Singularities of $f(x)=\left(\sqrt{x+1}-\sqrt{x}\right)^{\alpha}$

Question

I'm working with the following function

$$f(x)=\left(\sqrt{x+1}-\sqrt{x}\right)^{\alpha}=\left(\frac{1}{\sqrt{x+1}+\sqrt{x}}\right)^{\alpha}$$

with $x\in[0,\infty)$ and $\alpha\in\mathbb{R}$. More specific, with the Taylor expansion $$\sum_{n=0}^{\infty}\frac{f^{(n)}(x_0)}{n!}(x-x_0)$$

I remember that $R$ the radius of convergence of this series is related with its singulary points, that is, $R$ is at least the minimum distance between $x_0$ and its singularities.

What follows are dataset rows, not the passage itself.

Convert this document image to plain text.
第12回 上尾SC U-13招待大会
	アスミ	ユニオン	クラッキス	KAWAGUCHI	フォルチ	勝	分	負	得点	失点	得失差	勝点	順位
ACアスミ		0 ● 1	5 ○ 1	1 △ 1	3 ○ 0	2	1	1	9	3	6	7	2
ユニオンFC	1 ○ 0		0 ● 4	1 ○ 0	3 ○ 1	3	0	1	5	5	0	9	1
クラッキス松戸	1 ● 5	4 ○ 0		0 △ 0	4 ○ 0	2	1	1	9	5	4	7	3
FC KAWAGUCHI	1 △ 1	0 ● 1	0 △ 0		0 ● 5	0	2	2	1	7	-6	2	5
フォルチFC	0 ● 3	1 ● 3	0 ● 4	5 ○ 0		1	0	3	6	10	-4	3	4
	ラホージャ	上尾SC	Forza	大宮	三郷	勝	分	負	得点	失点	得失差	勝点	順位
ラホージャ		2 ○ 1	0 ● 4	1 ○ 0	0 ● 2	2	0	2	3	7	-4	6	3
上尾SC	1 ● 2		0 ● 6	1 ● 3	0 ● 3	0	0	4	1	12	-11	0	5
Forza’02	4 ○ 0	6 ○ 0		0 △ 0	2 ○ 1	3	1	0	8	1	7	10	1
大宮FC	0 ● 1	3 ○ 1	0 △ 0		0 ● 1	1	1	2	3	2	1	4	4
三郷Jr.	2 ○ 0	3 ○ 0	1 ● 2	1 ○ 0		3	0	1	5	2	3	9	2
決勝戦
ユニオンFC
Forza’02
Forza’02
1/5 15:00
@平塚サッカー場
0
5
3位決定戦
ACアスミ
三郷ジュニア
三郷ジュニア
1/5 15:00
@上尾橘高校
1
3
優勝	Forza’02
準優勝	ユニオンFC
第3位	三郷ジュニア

• First at all, ¿it's this true?
• An then, What are the singularities, if any, of this function?

Thanks in advance!!

Answer 1

Singularity of $\sqrt{x}$ is $x=0$.

Singularity of $\sqrt{x+1}$ is $x=-1$.

Singularity for the $\alpha$ power is where $\sqrt{x+1}-\sqrt{x} = 0$. (Unless $\alpha$ is a nonnegative integer) Are there any complex numbers $x$ that satisfy this?

So these are the only candidates for your singularity.